Automatic relevancy boosting

Relevance is the art of matching the user’s intent to content. In the end, we want to enable users to get the information they’re looking for as quickly as possible. Your search engine is capable of helping you with automatic relevancy boosting, but it needs information. By collecting signals from your users, something as simple as {"searchTerm=love, resultClicked="while my guitar gently weeps"}, you can find out what your users are looking for – and most importantly, what they click on. Armed with this information, your search engine can boost search results on its own.

This means that the order of the result set for the search term "love" is no longer random, nor manually boosted by page title or your intuition, but instead in the order of clicks each result gets. If you provide more information in the signals you send to your search engine, it can sort more elaborately. For instance, if you have private and institutional clients, they may be searching for very different things when they query "payment". If you add the segment to your signals, your search engine is capable of delivering tailored orders of the same result set and each of your customer segments will then see the most relevant results at the top of their search result page.

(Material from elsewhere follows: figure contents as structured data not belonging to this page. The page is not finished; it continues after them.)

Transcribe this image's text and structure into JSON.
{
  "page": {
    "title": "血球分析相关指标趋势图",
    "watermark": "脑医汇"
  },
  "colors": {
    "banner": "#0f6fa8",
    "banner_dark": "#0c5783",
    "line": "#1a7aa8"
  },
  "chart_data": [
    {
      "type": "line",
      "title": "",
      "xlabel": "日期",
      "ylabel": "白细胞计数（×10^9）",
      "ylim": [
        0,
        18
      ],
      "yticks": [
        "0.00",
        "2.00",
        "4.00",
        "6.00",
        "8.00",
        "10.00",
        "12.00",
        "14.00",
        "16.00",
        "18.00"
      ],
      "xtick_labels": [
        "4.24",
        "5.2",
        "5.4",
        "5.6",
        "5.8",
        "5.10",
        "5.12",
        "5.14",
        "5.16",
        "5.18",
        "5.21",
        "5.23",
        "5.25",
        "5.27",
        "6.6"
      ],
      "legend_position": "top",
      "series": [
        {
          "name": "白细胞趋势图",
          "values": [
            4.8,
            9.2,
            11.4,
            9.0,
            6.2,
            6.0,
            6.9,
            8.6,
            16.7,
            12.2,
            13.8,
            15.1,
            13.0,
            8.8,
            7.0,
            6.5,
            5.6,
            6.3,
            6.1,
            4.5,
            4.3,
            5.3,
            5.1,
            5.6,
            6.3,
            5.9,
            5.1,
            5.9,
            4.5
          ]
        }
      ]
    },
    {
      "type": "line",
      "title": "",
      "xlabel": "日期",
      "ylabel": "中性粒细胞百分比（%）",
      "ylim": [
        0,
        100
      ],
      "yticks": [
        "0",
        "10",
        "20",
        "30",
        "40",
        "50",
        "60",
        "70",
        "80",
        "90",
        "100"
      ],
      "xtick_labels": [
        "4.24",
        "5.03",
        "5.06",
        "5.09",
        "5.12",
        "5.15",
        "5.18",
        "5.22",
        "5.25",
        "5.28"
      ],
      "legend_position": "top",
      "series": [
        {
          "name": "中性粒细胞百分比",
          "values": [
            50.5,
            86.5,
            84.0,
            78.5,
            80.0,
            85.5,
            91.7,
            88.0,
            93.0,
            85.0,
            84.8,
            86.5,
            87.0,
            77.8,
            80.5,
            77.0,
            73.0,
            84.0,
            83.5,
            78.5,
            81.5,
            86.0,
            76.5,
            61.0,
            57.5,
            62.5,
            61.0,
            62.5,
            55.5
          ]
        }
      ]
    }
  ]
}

The best thing is that you can monitor the effects this boost has on the fly and see if there are things that have moved from the mysterious place called “Page 2” to the top of your first search result page. If more people start clicking on "Across The Universe" instead of "While My Guitar Gently Weeps" (simply because "Limitless undying love which shines around me like a million suns" is a very beautiful thing to hear), the order will change over time. Here again, the possibilities are endless. If your e-commerce platform runs on search, your search engine can predict what your users will search for next and show it in a convenient place. Just keep in mind that from a data protection point of view, it's better to feed your search engine with less data than to feed it with information that does not improve the search result. But if you have consent from your users, you can feed data points like location, device type, or previous action, and your search engine will match your content to your user’s intent perfectly.